Cumhurbaşkanı Erdoğan, İnsan Hakları Eylem Planı’nı açıkladıklarını hatırlatarak, bugün de hem özel sektörü teşvik edici hem de kamu tarafını disipline edici unsurlar taşıyan Ekonomik Reformları kamuoyunun takdirine sunduklarını söyledi.

Reform programıyla güçlü yönleri perçinlerken sorun gördükleri alanlar için de gerçekçi ve ayakları yere sağlam basan çözümler getirdiklerini vurgulayan Erdoğan, şunları kaydetti:

“Biz bugüne kadar hiçbir problemi halının altına süpürmedik, görmezden gelmedik. Değişimin, dönüşümün, gelişmenin ve tekamülün hayatın bir gerçeği olduğuna, dolayısıyla süreklilik içerdiğine inanıyoruz. Yıllardır hep bu anlayışla çalıştık, şimdi de aynı hissiyatla milletimizin huzurundayız. Salgınla mücadeleyi kazanmakta kararlı olduğumuz 2021’i ortada vadede nitelikli büyüme dönemine girişin de hazırlık yılı olarak değerlendiriyoruz. Türkiye, salgın sonrası özellikle bu dönemin ekonomik yapılanmasına uygun şekilde sürdürülebilir, güçlü ve kaliteli bir büyümeyi mutlaka ama mutlaka yakalayacaktır. Büyümenin toplumun her kesiminin refahını artıracak istikamette gerçekleşmesi olmazsa olmazımızdır. Bu süreçte tüm politikalarımızı makroekonomik istikrarı güçlendirecek, verimliliği temel alan rekabetçi yatırımları ve üretimi destekleyecek şeffaf ve öngörülebilir bir yönetim anlayışıyla hayata geçiriyoruz.”

Makro ekonomik istikrar

Erdoğan, güçlü, sağlam ve her türlü şoka karşı dirençli bir ekonomiye giden yolun makro ekonomik istikrarın tesisinden ve devamlılığından geçtiğini söyledi.

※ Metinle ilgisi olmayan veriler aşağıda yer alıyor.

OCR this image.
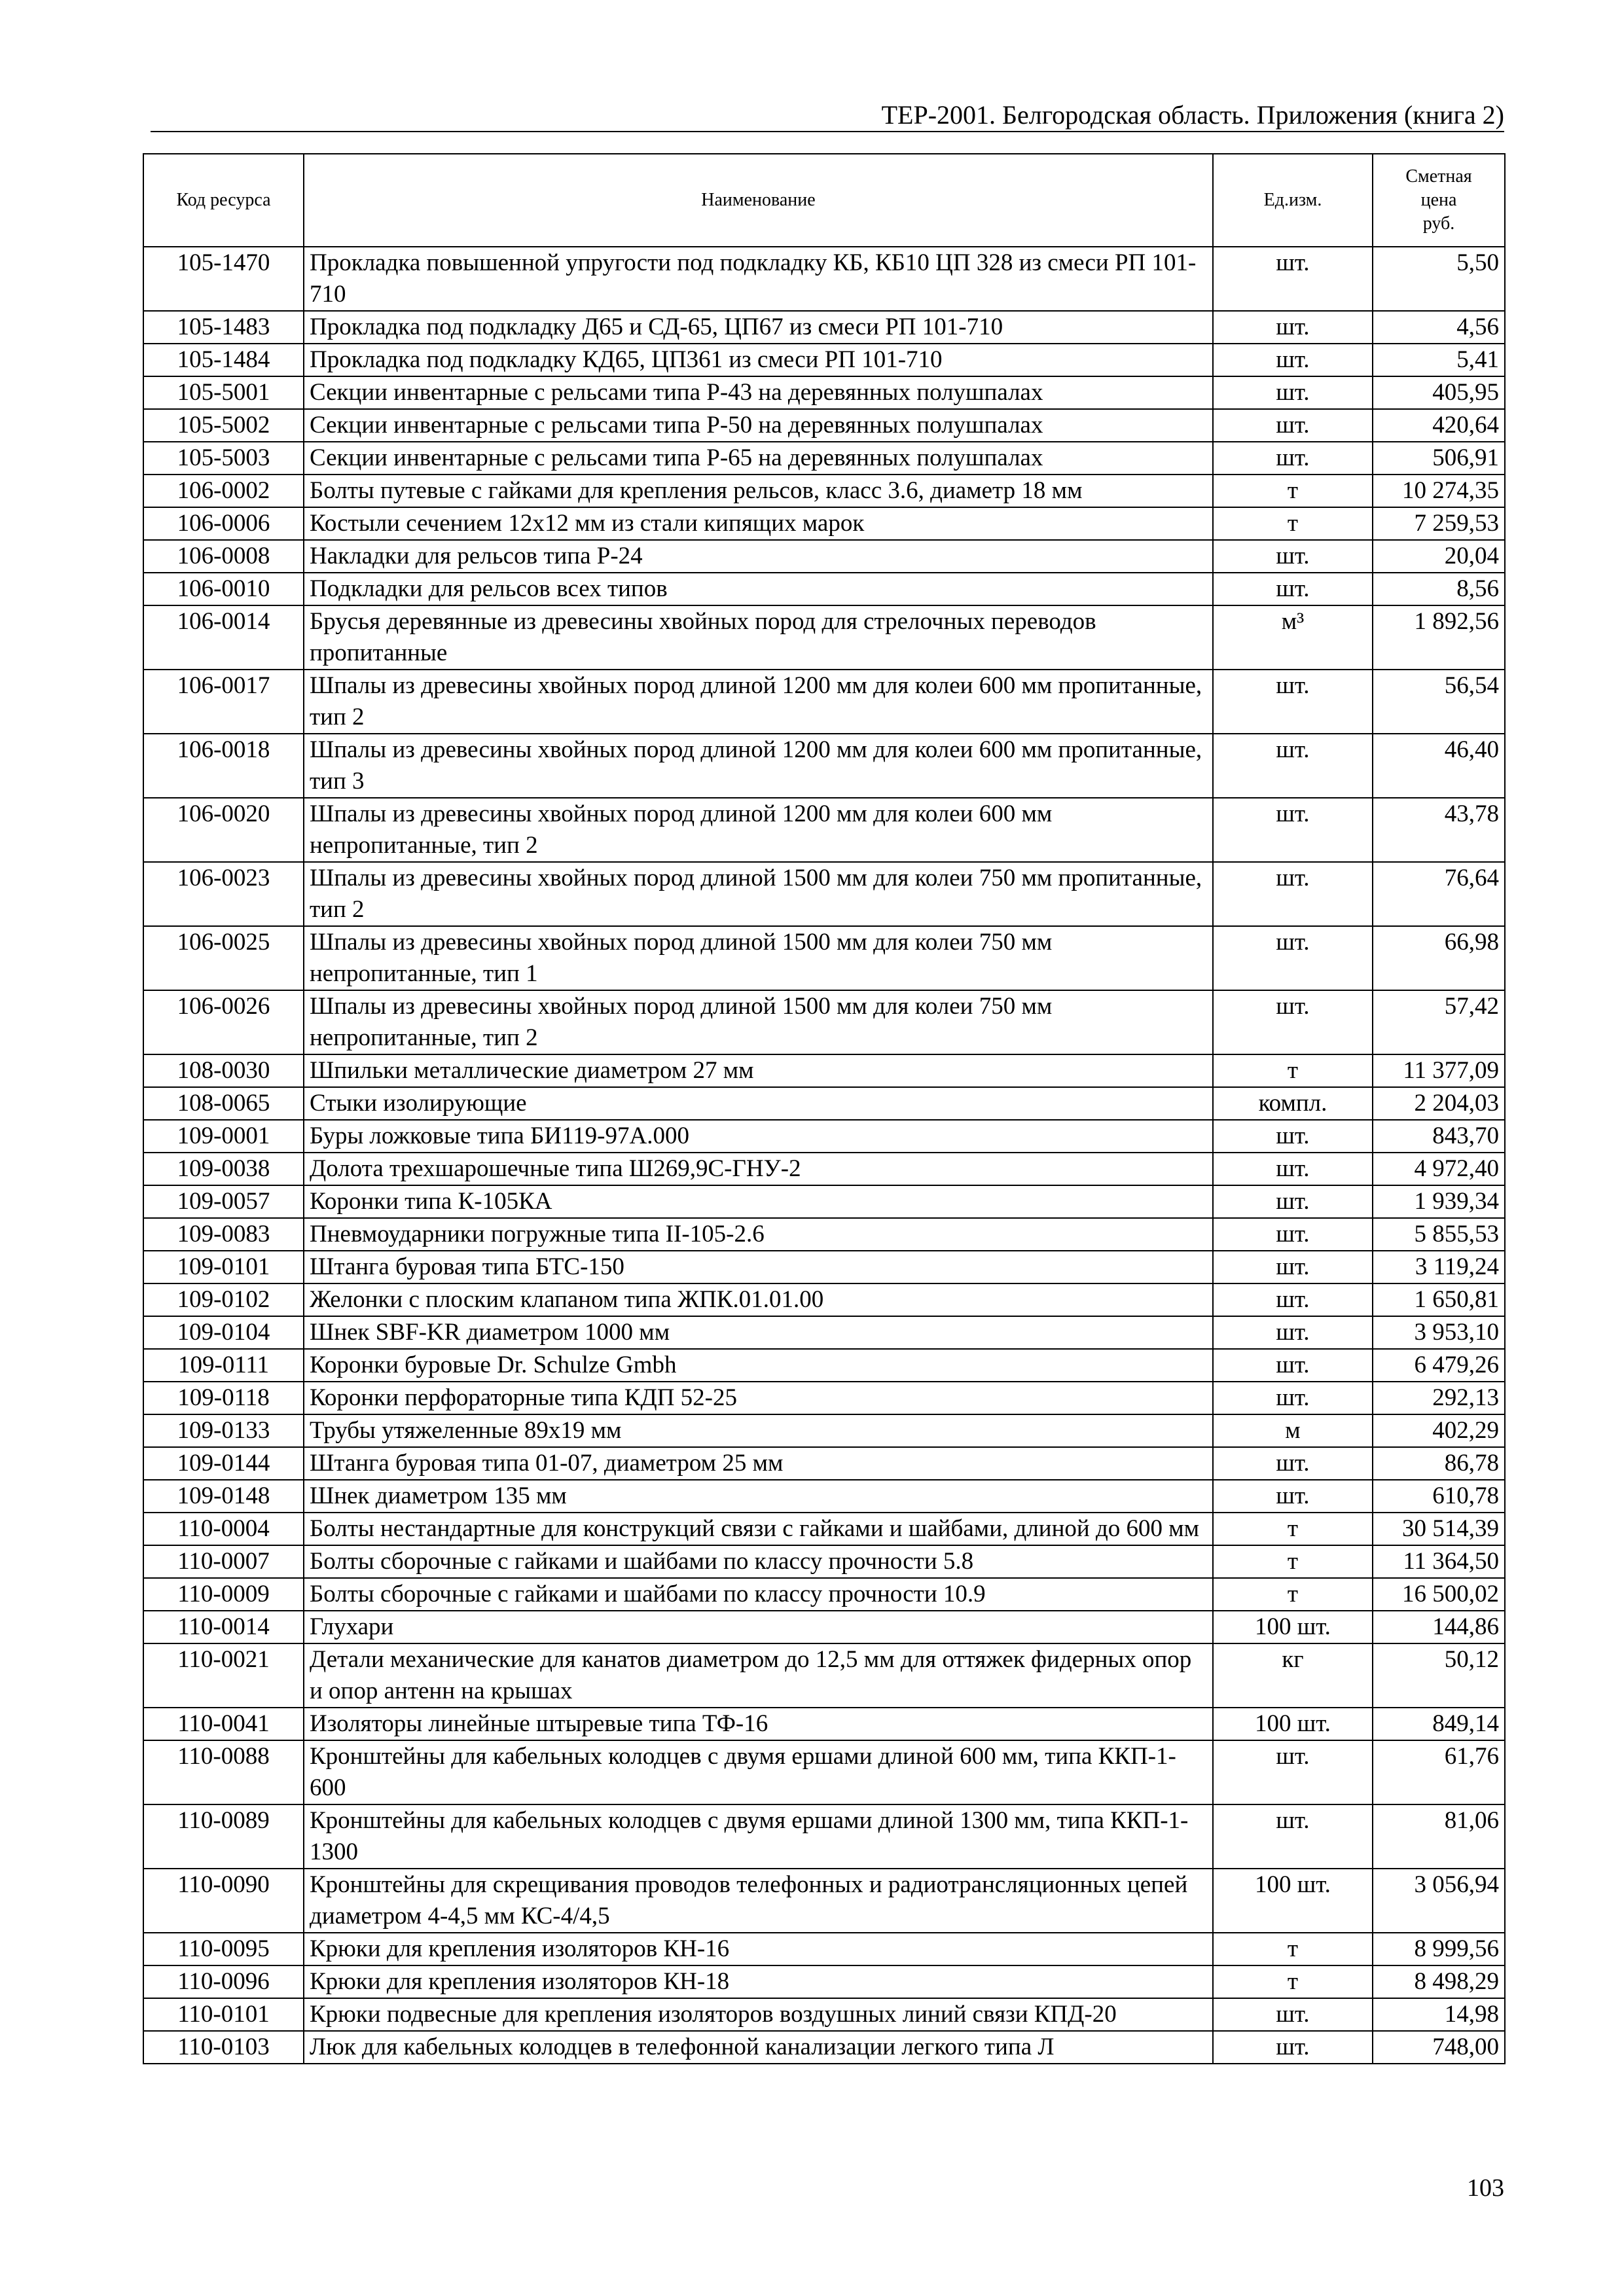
ТЕР-2001. Белгородская область. Приложения (книга 2)
Код ресурса	Наименование	Ед.изм.	Сметная
цена
руб.

105-1470	Прокладка повышенной упругости под подкладку КБ, КБ10 ЦП 328 из смеси РП 101-710	шт.	5,50
105-1483	Прокладка под подкладку Д65 и СД-65, ЦП67 из смеси РП 101-710	шт.	4,56
105-1484	Прокладка под подкладку КД65, ЦП361 из смеси РП 101-710	шт.	5,41
105-5001	Секции инвентарные с рельсами типа Р-43 на деревянных полушпалах	шт.	405,95
105-5002	Секции инвентарные с рельсами типа Р-50 на деревянных полушпалах	шт.	420,64
105-5003	Секции инвентарные с рельсами типа Р-65 на деревянных полушпалах	шт.	506,91
106-0002	Болты путевые с гайками для крепления рельсов, класс 3.6, диаметр 18 мм	т	10 274,35
106-0006	Костыли сечением 12х12 мм из стали кипящих марок	т	7 259,53
106-0008	Накладки для рельсов типа Р-24	шт.	20,04
106-0010	Подкладки для рельсов всех типов	шт.	8,56
106-0014	Брусья деревянные из древесины хвойных пород для стрелочных переводов пропитанные	м³	1 892,56
106-0017	Шпалы из древесины хвойных пород длиной 1200 мм для колеи 600 мм пропитанные, тип 2	шт.	56,54
106-0018	Шпалы из древесины хвойных пород длиной 1200 мм для колеи 600 мм пропитанные, тип 3	шт.	46,40
106-0020	Шпалы из древесины хвойных пород длиной 1200 мм для колеи 600 мм непропитанные, тип 2	шт.	43,78
106-0023	Шпалы из древесины хвойных пород длиной 1500 мм для колеи 750 мм пропитанные, тип 2	шт.	76,64
106-0025	Шпалы из древесины хвойных пород длиной 1500 мм для колеи 750 мм непропитанные, тип 1	шт.	66,98
106-0026	Шпалы из древесины хвойных пород длиной 1500 мм для колеи 750 мм непропитанные, тип 2	шт.	57,42
108-0030	Шпильки металлические диаметром 27 мм	т	11 377,09
108-0065	Стыки изолирующие	компл.	2 204,03
109-0001	Буры ложковые типа БИ119-97А.000	шт.	843,70
109-0038	Долота трехшарошечные типа Ш269,9С-ГНУ-2	шт.	4 972,40
109-0057	Коронки типа К-105КА	шт.	1 939,34
109-0083	Пневмоударники погружные типа II-105-2.6	шт.	5 855,53
109-0101	Штанга буровая типа БТС-150	шт.	3 119,24
109-0102	Желонки с плоским клапаном типа ЖПК.01.01.00	шт.	1 650,81
109-0104	Шнек SBF-KR диаметром 1000 мм	шт.	3 953,10
109-0111	Коронки буровые Dr. Schulze Gmbh	шт.	6 479,26
109-0118	Коронки перфораторные типа КДП 52-25	шт.	292,13
109-0133	Трубы утяжеленные 89х19 мм	м	402,29
109-0144	Штанга буровая типа 01-07, диаметром 25 мм	шт.	86,78
109-0148	Шнек диаметром 135 мм	шт.	610,78
110-0004	Болты нестандартные для конструкций связи с гайками и шайбами, длиной до 600 мм	т	30 514,39
110-0007	Болты сборочные с гайками и шайбами по классу прочности 5.8	т	11 364,50
110-0009	Болты сборочные с гайками и шайбами по классу прочности 10.9	т	16 500,02
110-0014	Глухари	100 шт.	144,86
110-0021	Детали механические для канатов диаметром до 12,5 мм для оттяжек фидерных опор и опор антенн на крышах	кг	50,12
110-0041	Изоляторы линейные штыревые типа ТФ-16	100 шт.	849,14
110-0088	Кронштейны для кабельных колодцев с двумя ершами длиной 600 мм, типа ККП-1-600	шт.	61,76
110-0089	Кронштейны для кабельных колодцев с двумя ершами длиной 1300 мм, типа ККП-1-1300	шт.	81,06
110-0090	Кронштейны для скрещивания проводов телефонных и радиотрансляционных цепей диаметром 4-4,5 мм КС-4/4,5	100 шт.	3 056,94
110-0095	Крюки для крепления изоляторов КН-16	т	8 999,56
110-0096	Крюки для крепления изоляторов КН-18	т	8 498,29
110-0101	Крюки подвесные для крепления изоляторов воздушных линий связи КПД-20	шт.	14,98
110-0103	Люк для кабельных колодцев в телефонной канализации легкого типа Л	шт.	748,00
103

İstikrarı sürdürmek için makro politikalar yanında bir dizi yapısal tedbirin ve dönüşümün gerçekleştirilmesinin şart olduğunu vurgulayan Erdoğan, bu sebeple açıklanacak reformların omurgasını makro ekonomik ve yapısal politikaların oluşturduğunu kaydetti.

Cumhurbaşkanı Erdoğan, makro ekonomik istikrar kapsamında kamu maliyesi, enflasyon, finansal sektör, cari açık ve istihdam alanlarına odaklandıklarını dile getirerek, “Yapısal politikalar tarafında ise kurumsal yapının güçlendirilmesi, yatırımların teşvik edilmesi, iç ticaretin kolaylaştırılması, rekabet politikaları, piyasa gözetimi ve denetimini reform kapsamımıza aldık.” diye konuştu.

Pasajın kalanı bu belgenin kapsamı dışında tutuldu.